Each call to cat.stores.iter() yields (&str, &StoreCatalog) pairs in name-insertion order. The per-store nodes reference datasets owned by each StoreCatalog entry, so they are naturally wired into the correct fan-out/fan-in structure.

Comparison with PartitionedDataset

PartitionedDataset handles a similar concept β€” a directory of files keyed by name β€” but at the dataset level. A single node reads or writes all partitions at once as a HashMap. Split & Join operate at the pipeline level: they let you run separate nodes for each item, with each item having its own arbitrarily complex set of datasets.

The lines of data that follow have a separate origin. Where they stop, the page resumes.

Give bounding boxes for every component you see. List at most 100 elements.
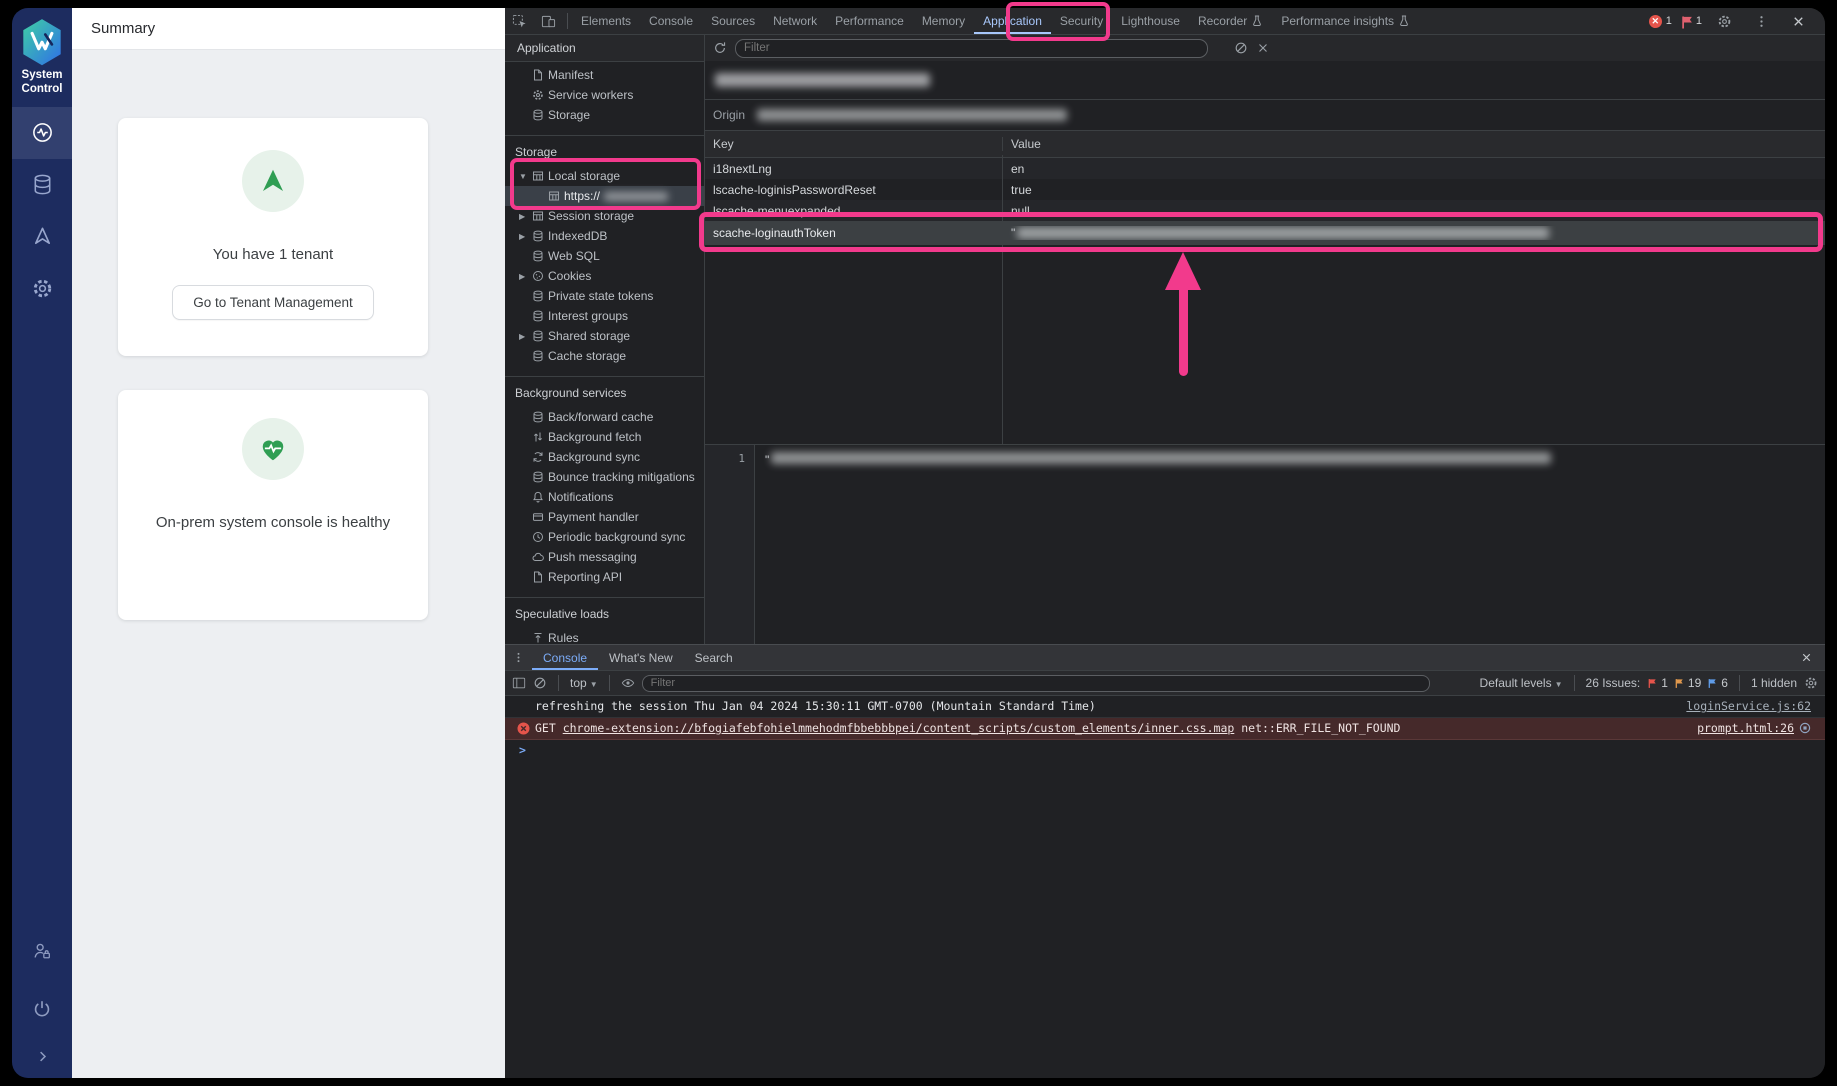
tab-lighthouse[interactable]: Lighthouse bbox=[1112, 8, 1189, 34]
go-to-tenant-management-button[interactable]: Go to Tenant Management bbox=[172, 285, 374, 320]
tab-network[interactable]: Network bbox=[764, 8, 826, 34]
tab-sources[interactable]: Sources bbox=[702, 8, 764, 34]
console-source-link[interactable]: prompt.html:26 bbox=[1697, 721, 1811, 735]
tree-section-header: Storage bbox=[505, 145, 704, 166]
tree-item-web-sql[interactable]: Web SQL bbox=[505, 246, 704, 266]
tree-item-periodic-background-sync[interactable]: Periodic background sync bbox=[505, 527, 704, 547]
tree-item-label: Shared storage bbox=[548, 329, 630, 343]
drawer-tab-what-s-new[interactable]: What's New bbox=[598, 645, 684, 670]
tab-console[interactable]: Console bbox=[640, 8, 702, 34]
tree-item-bounce-tracking-mitigations[interactable]: Bounce tracking mitigations bbox=[505, 467, 704, 487]
storage-row-lscache-loginispasswordreset[interactable]: lscache-loginisPasswordResettrue bbox=[705, 179, 1825, 200]
inspect-element-icon[interactable] bbox=[505, 14, 534, 29]
tab-security[interactable]: Security bbox=[1051, 8, 1112, 34]
source-link-text[interactable]: prompt.html:26 bbox=[1697, 721, 1794, 735]
tree-item-background-fetch[interactable]: Background fetch bbox=[505, 427, 704, 447]
tree-item-rules[interactable]: Rules bbox=[505, 628, 704, 645]
tree-item-indexeddb[interactable]: ▶IndexedDB bbox=[505, 226, 704, 246]
tree-item-interest-groups[interactable]: Interest groups bbox=[505, 306, 704, 326]
expander-icon[interactable]: ▶ bbox=[519, 272, 532, 281]
sidebar-bottom-power-icon[interactable] bbox=[12, 998, 72, 1020]
tab-application[interactable]: Application bbox=[974, 8, 1051, 34]
tree-item-https[interactable]: https:// bbox=[505, 186, 704, 206]
delete-selected-icon[interactable] bbox=[1256, 41, 1270, 55]
expander-icon[interactable]: ▶ bbox=[519, 212, 532, 221]
tree-item-local-storage[interactable]: ▼Local storage bbox=[505, 166, 704, 186]
tab-label: Elements bbox=[581, 14, 631, 28]
tree-item-cookies[interactable]: ▶Cookies bbox=[505, 266, 704, 286]
drawer-tab-console[interactable]: Console bbox=[532, 645, 598, 670]
storage-filter-input[interactable] bbox=[735, 39, 1208, 58]
tree-item-reporting-api[interactable]: Reporting API bbox=[505, 567, 704, 587]
storage-row-scache-loginauthtoken[interactable]: scache-loginauthToken" bbox=[705, 221, 1825, 245]
tree-item-label: Service workers bbox=[548, 88, 633, 102]
app-content: Summary You have 1 tenantGo to Tenant Ma… bbox=[72, 8, 505, 1078]
sidebar-bottom-chevron-right-icon[interactable] bbox=[12, 1049, 72, 1064]
console-settings-gear-icon[interactable] bbox=[1804, 676, 1818, 690]
storage-key: lscache-loginisPasswordReset bbox=[705, 183, 1003, 197]
close-drawer-icon[interactable] bbox=[1793, 651, 1825, 664]
close-devtools-icon[interactable] bbox=[1784, 14, 1813, 29]
value-column-header[interactable]: Value bbox=[1003, 137, 1825, 151]
tab-recorder[interactable]: Recorder bbox=[1189, 8, 1272, 34]
sidebar-nav-item-0[interactable] bbox=[12, 107, 72, 159]
tree-item-notifications[interactable]: Notifications bbox=[505, 487, 704, 507]
issue-count: 19 bbox=[1688, 676, 1701, 690]
error-count-badge[interactable]: ✕ 1 bbox=[1649, 15, 1672, 28]
console-prompt[interactable]: > bbox=[505, 740, 1825, 761]
card-icon-circle bbox=[242, 150, 304, 212]
issue-severity-badge: 6 bbox=[1707, 676, 1728, 690]
storage-row-i18nextlng[interactable]: i18nextLngen bbox=[705, 158, 1825, 179]
kebab-menu-icon[interactable] bbox=[1747, 14, 1776, 29]
tree-item-payment-handler[interactable]: Payment handler bbox=[505, 507, 704, 527]
expander-icon[interactable]: ▼ bbox=[519, 172, 532, 181]
settings-gear-icon[interactable] bbox=[1710, 14, 1739, 29]
context-selector[interactable]: top▼ bbox=[570, 676, 598, 690]
refresh-icon[interactable] bbox=[713, 41, 727, 55]
issues-label[interactable]: 26 Issues: bbox=[1586, 676, 1641, 690]
clear-console-icon[interactable] bbox=[533, 676, 547, 690]
tree-item-back-forward-cache[interactable]: Back/forward cache bbox=[505, 407, 704, 427]
console-sidebar-icon[interactable] bbox=[512, 676, 526, 690]
hidden-messages-label[interactable]: 1 hidden bbox=[1751, 676, 1797, 690]
expander-icon[interactable]: ▶ bbox=[519, 232, 532, 241]
sidebar-bottom-user-lock-icon[interactable] bbox=[12, 940, 72, 962]
tab-elements[interactable]: Elements bbox=[572, 8, 640, 34]
tree-section-header: Speculative loads bbox=[505, 607, 704, 628]
tree-item-manifest[interactable]: Manifest bbox=[505, 65, 704, 85]
expander-icon[interactable]: ▶ bbox=[519, 332, 532, 341]
key-column-header[interactable]: Key bbox=[705, 137, 1003, 151]
drawer-kebab-menu-icon[interactable] bbox=[505, 651, 532, 664]
tree-item-shared-storage[interactable]: ▶ Shared storage bbox=[505, 326, 704, 346]
tab-performance[interactable]: Performance bbox=[826, 8, 913, 34]
tree-item-background-sync[interactable]: Background sync bbox=[505, 447, 704, 467]
storage-row-lscache-menuexpanded[interactable]: lscache-menuexpandednull bbox=[705, 200, 1825, 221]
sidebar-nav-item-2[interactable] bbox=[12, 211, 72, 263]
tree-item-private-state-tokens[interactable]: Private state tokens bbox=[505, 286, 704, 306]
device-toolbar-icon[interactable] bbox=[534, 14, 563, 29]
tree-item-cache-storage[interactable]: Cache storage bbox=[505, 346, 704, 366]
experiment-flask-icon bbox=[1251, 15, 1263, 27]
tree-item-session-storage[interactable]: ▶Session storage bbox=[505, 206, 704, 226]
issue-count-badge[interactable]: 1 bbox=[1680, 15, 1702, 27]
sidebar-nav-item-3[interactable] bbox=[12, 263, 72, 315]
tree-item-service-workers[interactable]: Service workers bbox=[505, 85, 704, 105]
tab-performance-insights[interactable]: Performance insights bbox=[1272, 8, 1419, 34]
storage-key: scache-loginauthToken bbox=[705, 226, 1003, 240]
console-source-link[interactable]: loginService.js:62 bbox=[1686, 699, 1811, 713]
sidebar-nav-item-1[interactable] bbox=[12, 159, 72, 211]
eye-icon[interactable] bbox=[621, 676, 635, 690]
console-toolbar-right: Default levels▼ 26 Issues: 1196 1 hidden bbox=[1480, 675, 1818, 691]
tab-memory[interactable]: Memory bbox=[913, 8, 974, 34]
clear-storage-icon[interactable] bbox=[1234, 41, 1248, 55]
origin-row: Origin bbox=[705, 100, 1825, 131]
drawer-tab-search[interactable]: Search bbox=[684, 645, 744, 670]
table-icon bbox=[532, 210, 548, 222]
tree-item-push-messaging[interactable]: Push messaging bbox=[505, 547, 704, 567]
error-resource-link[interactable]: chrome-extension://bfogiafebfohielmmehod… bbox=[563, 721, 1235, 735]
console-filter-input[interactable] bbox=[642, 675, 1430, 692]
tree-item-storage[interactable]: Storage bbox=[505, 105, 704, 125]
extension-icon bbox=[1799, 722, 1811, 734]
log-levels-dropdown[interactable]: Default levels▼ bbox=[1480, 676, 1563, 690]
sync-icon bbox=[532, 451, 548, 463]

Use PartitionedDataset when a single node can handle all items. Use Split & Join when each item needs its own processing sub-pipeline.

Nested templates

TemplatedCatalog supports nesting. An outer template can contain an inner TemplatedCatalog with a different placeholder:

regions:
  placeholder: "region"
  template:
    metrics:
      placeholder: "metric"
      template:
        raw:
          path: "data/{region}/{metric}/raw.csv"
      names: [temperature, humidity]
  names: [north, south]

This produces paths like data/north/temperature/raw.csv. The outer placeholder is substituted first, so inner templates see the expanded value.